Further, caring for children, and, in some cases, aging parents, directly conflicts with America’s always-on work culture. “Being an ‘ideal worker’ in the U.S. means showing undivided, extreme commitment to one’s employer: a full allegiance of time, energy, and dedication. Any external responsibilities detract from this image. Women’s unequal burden for housework and caregiving mean we assume women and mothers are categorically unable to be ‘ideal workers’ on the job,” Collins says. Harris made the same argument on the debate stage: “What we are seeing in America today is the burden principally falls on women to do that work.”
New legislation is placing the burden to fix this on women, as well. The Pregnant Workers Fairness Act, introduced in Congress in 2017, would require employers to make reasonable accommodations for women before and after giving birth and protect them from retaliation or intimidation if they request those accommodations. It would also make the process more interactive, requiring employees and employers to talk about those needs. So, more protections could be on the horizon for women — as long as they demand them, kicking off difficult conversations with their bosses that, at present, don't always go so well.

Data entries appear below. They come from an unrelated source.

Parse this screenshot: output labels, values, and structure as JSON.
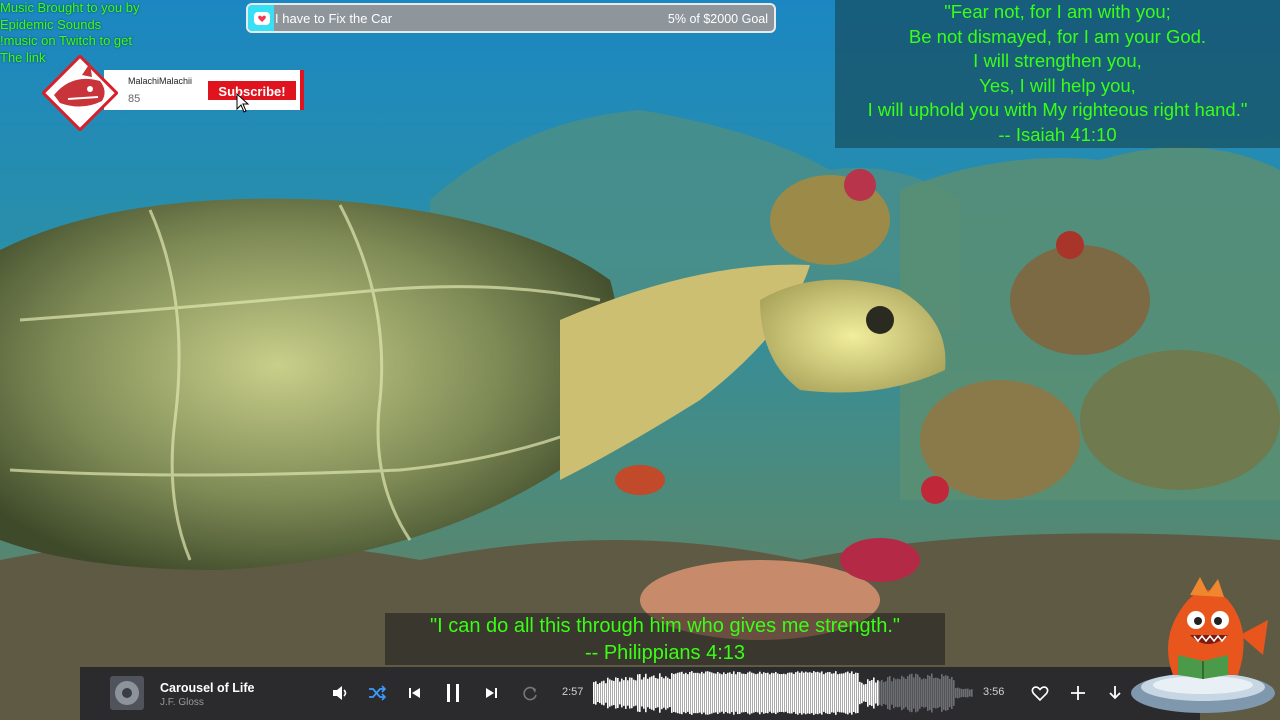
{
  "credit": {
    "lines": [
      "Music Brought to you by",
      "Epidemic Sounds",
      "!music on Twitch to get",
      "The link"
    ]
  },
  "subscribe": {
    "channel_name": "MalachiMalachii",
    "count": "85",
    "button_label": "Subscribe!"
  },
  "goal": {
    "title": "I have to Fix the Car",
    "amount_text": "5% of $2000 Goal",
    "progress_percent": 5,
    "fill_color": "#37e0f5"
  },
  "verse": {
    "lines": [
      "\"Fear not, for I am with you;",
      "Be not dismayed, for I am your God.",
      "I will strengthen you,",
      "Yes, I will help you,",
      "I will uphold you with My righteous right hand.\"",
      "-- Isaiah 41:10"
    ],
    "color": "#39ff14"
  },
  "subtitle": {
    "line1": "\"I can do all this through him who gives me strength.\"",
    "line2": "-- Philippians 4:13"
  },
  "player": {
    "track_title": "Carousel of Life",
    "track_artist": "J.F. Gloss",
    "elapsed": "2:57",
    "duration": "3:56",
    "progress_fraction": 0.75,
    "icons": [
      "volume-icon",
      "shuffle-icon",
      "previous-icon",
      "pause-icon",
      "next-icon",
      "repeat-icon",
      "heart-icon",
      "plus-icon",
      "download-icon"
    ]
  }
}
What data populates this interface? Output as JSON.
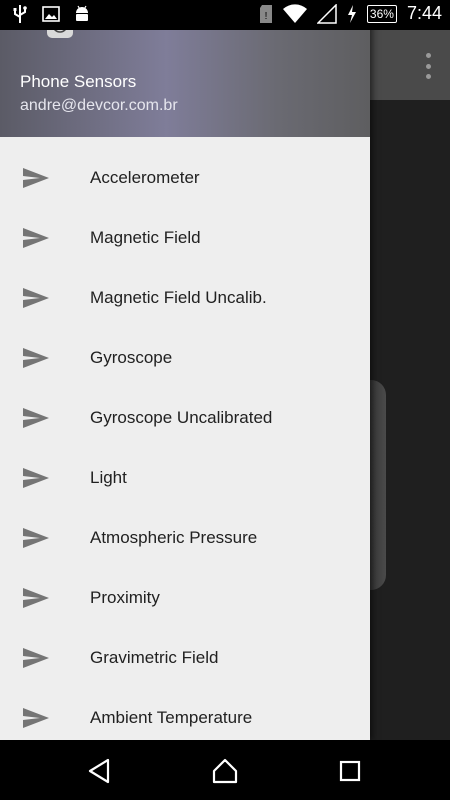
{
  "status_bar": {
    "time": "7:44",
    "battery": "36%",
    "left_icons": [
      "usb-icon",
      "image-icon",
      "android-icon"
    ],
    "right_icons": [
      "sd-card-icon",
      "wifi-icon",
      "signal-icon",
      "charging-icon"
    ]
  },
  "drawer": {
    "header": {
      "title": "Phone Sensors",
      "email": "andre@devcor.com.br"
    },
    "items": [
      {
        "label": "Accelerometer",
        "icon": "send-icon"
      },
      {
        "label": "Magnetic Field",
        "icon": "send-icon"
      },
      {
        "label": "Magnetic Field Uncalib.",
        "icon": "send-icon"
      },
      {
        "label": "Gyroscope",
        "icon": "send-icon"
      },
      {
        "label": "Gyroscope Uncalibrated",
        "icon": "send-icon"
      },
      {
        "label": "Light",
        "icon": "send-icon"
      },
      {
        "label": "Atmospheric Pressure",
        "icon": "send-icon"
      },
      {
        "label": "Proximity",
        "icon": "send-icon"
      },
      {
        "label": "Gravimetric Field",
        "icon": "send-icon"
      },
      {
        "label": "Ambient Temperature",
        "icon": "send-icon"
      }
    ]
  },
  "nav_bar": {
    "buttons": [
      "back-icon",
      "home-icon",
      "recents-icon"
    ]
  },
  "colors": {
    "drawer_bg": "#eeeeee",
    "text": "#212121",
    "icon": "#757575"
  }
}
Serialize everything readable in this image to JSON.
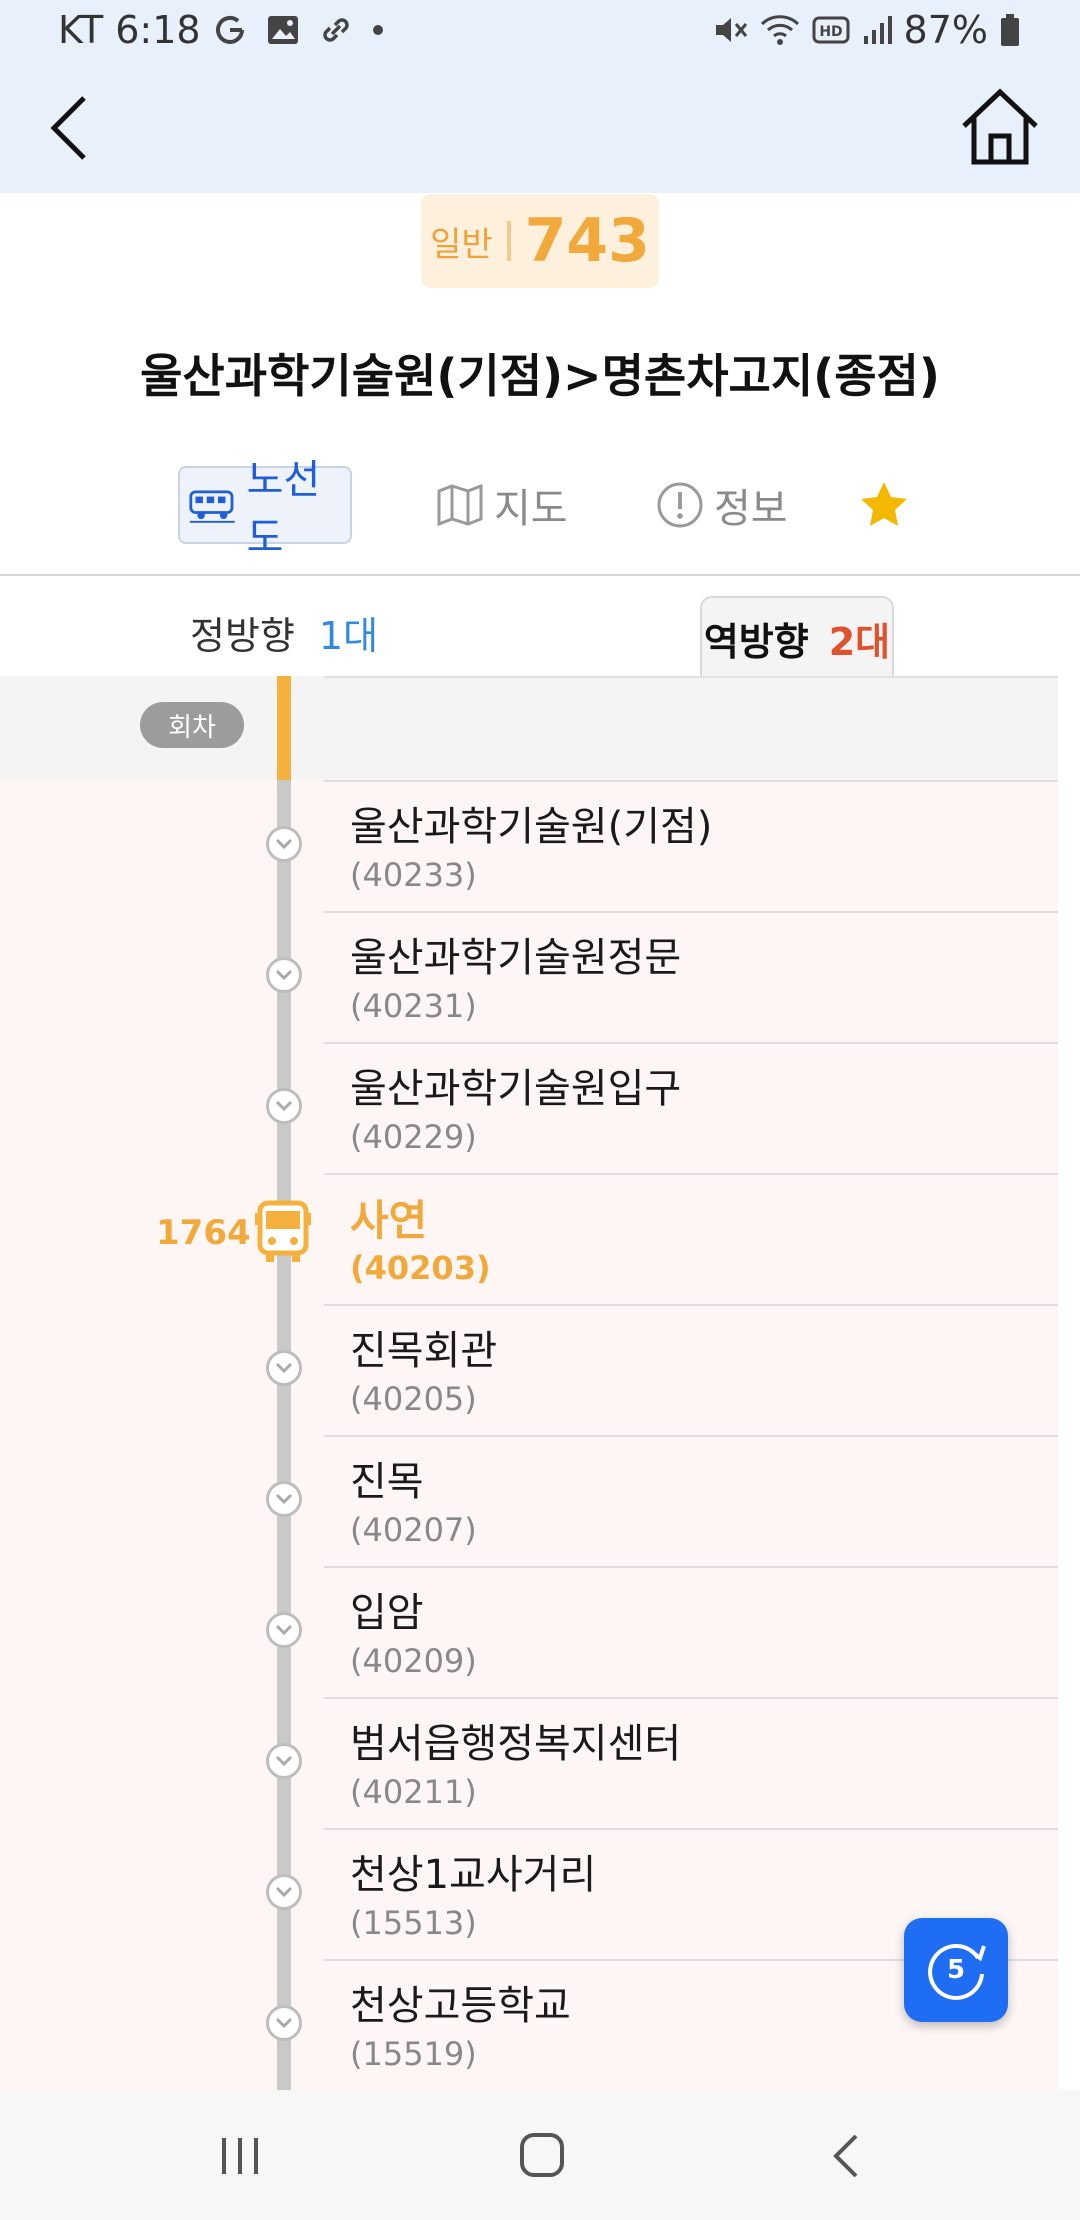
{
  "status_bar": {
    "carrier_time": "KT 6:18",
    "battery": "87%"
  },
  "route": {
    "type": "일반",
    "number": "743",
    "title": "울산과학기술원(기점)>명촌차고지(종점)"
  },
  "tabs": [
    {
      "label": "노선도",
      "icon": "bus-route-icon",
      "active": true
    },
    {
      "label": "지도",
      "icon": "map-icon",
      "active": false
    },
    {
      "label": "정보",
      "icon": "info-icon",
      "active": false
    }
  ],
  "directions": {
    "forward": {
      "label": "정방향",
      "count": "1대"
    },
    "reverse": {
      "label": "역방향",
      "count": "2대",
      "active": true
    }
  },
  "turn_label": "회차",
  "stops": [
    {
      "name": "울산과학기술원(기점)",
      "code": "(40233)"
    },
    {
      "name": "울산과학기술원정문",
      "code": "(40231)"
    },
    {
      "name": "울산과학기술원입구",
      "code": "(40229)"
    },
    {
      "name": "사연",
      "code": "(40203)",
      "bus": "1764"
    },
    {
      "name": "진목회관",
      "code": "(40205)"
    },
    {
      "name": "진목",
      "code": "(40207)"
    },
    {
      "name": "입암",
      "code": "(40209)"
    },
    {
      "name": "범서읍행정복지센터",
      "code": "(40211)"
    },
    {
      "name": "천상1교사거리",
      "code": "(15513)"
    },
    {
      "name": "천상고등학교",
      "code": "(15519)"
    }
  ],
  "refresh": {
    "countdown": "5"
  },
  "colors": {
    "accent_orange": "#f2a93b",
    "accent_blue": "#1f6df2",
    "reverse_count": "#e0522e",
    "forward_count": "#2f8ae0"
  }
}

“Just because ‘fired for being pregnant’ isn’t written on the pink slip, it doesn’t mean employers don’t base decisions on pregnancy status,” Horvath says. And the outpouring of stories after Elizabeth Warren shared her experience backs that up. Tuckner adds that the vast majority of pregnancy discrimination cases end up settling out of court, and, when they do go to trial, women are increasingly winning thanks to new laws and better protections. Still, because the burden falls to a woman to pursue legal action in the first place, many never get as far an attorney’s office. “There’s also very little enforcement and accountability, because it costs time and money to pursue these cases. The people who are the most harmed are the ones who have the least access to the resources they would need to make a case against their employers,” Horvath says.
In the end, that’s exactly what it comes down to: resources, and who exactly is entitled to them. As Warren said in Wednesday’s debate when asked about states seeking to limit abortion access: Women’s rights are human rights — and they’re also economic rights.
Having children is expensive, but motherhood shouldn’t also cost women their careers.